MOVIE REVIEW – Directed by Tim Mielants and adapted from Jeroen Olyslaegers’ novel of the same name for Netflix, Will unfolds as a profound and thought-provoking drama, marking one of this year’s standout European premieres. The narrative transports us to the heart of Antwerp under Nazi occupation, following a Belgian policeman striving to find his place and survive the perilous times. The cast features a host of renowned Belgian talents such as Stef Aerts, Jan Bijvoet, Annelore Crollet, Matteo Simoni, and Kevin Janssens.
The film delves into the human side of historical events through the life of Wilfried Wils, or “Wil” for short, highlighting the difficulty of judging past events without having lived through those times. Wil’s story acts as a mirror, linking past events with present-day dilemmas, prompting reflection from the audience.
Violence and Moral Crisis in Antwerp
Set in 1942 Antwerp under Nazi occupation, Wil begins his career as an auxiliary policeman. New recruits are advised to survive by staying in the background and not interfering with the Nazi-imposed order. However, the situation complicates when a Nazi officer, known as a Feldgendarm, seeks Wil and his colleague Lode’s assistance to arrest a Jewish family. A tragic turn of events occurs when Lode accidentally kills the officer, further complicating the trust between the two policemen.
Wil’s journey continues as he semi-joins the resistance and starts a relationship with Lode’s sister, Yvette, showcasing the challenges of finding the right path and maintaining human values in a world fraught with danger. Tim Mielants is renowned for directing dark-themed works like “Peaky Blinders” and “The Terror,” and Will similarly tackles challenging subjects without shying away from depicting violence, always in service of exploring the depths of the human soul.

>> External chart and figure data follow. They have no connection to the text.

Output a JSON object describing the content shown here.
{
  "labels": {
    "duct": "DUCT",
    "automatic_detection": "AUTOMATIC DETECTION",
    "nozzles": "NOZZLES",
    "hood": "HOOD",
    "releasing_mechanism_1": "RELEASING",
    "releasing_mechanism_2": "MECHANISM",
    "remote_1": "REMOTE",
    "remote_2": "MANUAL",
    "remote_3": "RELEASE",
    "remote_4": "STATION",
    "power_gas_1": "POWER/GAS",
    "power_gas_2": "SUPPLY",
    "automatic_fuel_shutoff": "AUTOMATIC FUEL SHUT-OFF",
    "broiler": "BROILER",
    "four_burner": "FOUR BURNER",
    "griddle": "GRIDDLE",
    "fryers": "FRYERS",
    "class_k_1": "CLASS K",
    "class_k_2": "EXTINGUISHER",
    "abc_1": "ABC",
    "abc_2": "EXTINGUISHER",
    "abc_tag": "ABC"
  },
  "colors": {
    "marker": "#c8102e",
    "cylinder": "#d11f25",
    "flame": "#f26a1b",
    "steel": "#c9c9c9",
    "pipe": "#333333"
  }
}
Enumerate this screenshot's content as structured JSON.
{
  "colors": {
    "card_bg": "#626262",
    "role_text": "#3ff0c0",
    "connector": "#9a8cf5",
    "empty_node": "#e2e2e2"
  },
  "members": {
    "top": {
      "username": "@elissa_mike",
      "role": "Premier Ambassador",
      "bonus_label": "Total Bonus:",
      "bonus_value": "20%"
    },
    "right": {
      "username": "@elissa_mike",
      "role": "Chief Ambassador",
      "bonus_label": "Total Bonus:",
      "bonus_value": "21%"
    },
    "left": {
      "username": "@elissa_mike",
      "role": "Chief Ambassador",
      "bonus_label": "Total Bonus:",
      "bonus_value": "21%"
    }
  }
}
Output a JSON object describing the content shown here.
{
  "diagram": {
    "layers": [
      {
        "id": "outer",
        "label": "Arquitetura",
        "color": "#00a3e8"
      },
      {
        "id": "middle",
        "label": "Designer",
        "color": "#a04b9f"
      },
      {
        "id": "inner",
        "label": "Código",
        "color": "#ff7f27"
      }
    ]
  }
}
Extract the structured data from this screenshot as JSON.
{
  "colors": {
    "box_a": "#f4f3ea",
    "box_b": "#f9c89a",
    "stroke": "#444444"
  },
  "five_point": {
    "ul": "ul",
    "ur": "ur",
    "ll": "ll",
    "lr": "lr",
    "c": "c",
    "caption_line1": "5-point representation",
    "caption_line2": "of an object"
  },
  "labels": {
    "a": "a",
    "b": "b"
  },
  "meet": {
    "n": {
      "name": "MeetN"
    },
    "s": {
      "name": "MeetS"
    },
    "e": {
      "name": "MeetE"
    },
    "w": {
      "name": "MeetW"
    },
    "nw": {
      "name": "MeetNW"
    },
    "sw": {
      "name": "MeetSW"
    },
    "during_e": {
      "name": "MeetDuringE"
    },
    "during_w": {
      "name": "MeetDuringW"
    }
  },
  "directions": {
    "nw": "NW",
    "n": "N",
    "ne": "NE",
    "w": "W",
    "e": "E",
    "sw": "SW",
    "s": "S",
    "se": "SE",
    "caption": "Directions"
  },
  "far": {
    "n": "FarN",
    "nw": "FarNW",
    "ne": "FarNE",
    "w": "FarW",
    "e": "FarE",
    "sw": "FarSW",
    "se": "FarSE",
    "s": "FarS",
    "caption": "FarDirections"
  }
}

Top-Notch Performances and Direction
Stef Aerts delivers a compelling portrayal of Wilfried Wils’ complex inner world, navigating the depths of the human spirit and the dilemmas faced by his character. Aerts’ performance spans the full range of emotions experienced by the protagonist, from hope to despair, making his portrayal a defining element of the film. Annelore Crollet dazzles as the idealistic Yvette, captivating the audience with her presence on screen each time, infusing the film with her character’s strength and vulnerability. Crollet’s portrayal speaks to Yvette’s courage and desire to preserve humanity in the toughest times.
As a director, Tim Mielants proves once again his ability to depict deep human stories and complex characters on screen. With Will, Mielants not only creates a historical drama but also a work that questions human nature, morality, and the choices people are forced to make for survival. The film’s visual style and storytelling reflect Mielants’ unique vision, presenting challenging themes in new and intriguing ways.
Why Will Matters?
Will is more than just a historical drama; it’s a piece that encourages viewers to reflect on the strength and weakness of the human spirit and the moral dilemmas faced throughout history. Wil, as an ordinary man wanting to do right, represents the deep human desires and fears with which everyone can identify. The film’s raw and honest portrayal of life during World War II and the consequences of human decisions speaks not only of the past but also of how these decisions shape our present and future.
Will is an exceptional film that, beyond historical accuracy, places significant emphasis on depicting deep human emotions and conflicts. It masterfully combines historical context with eternal questions of the human soul, not only recalling past events but also illuminating how human decisions, courage, and vulnerability shape history and individual destinies.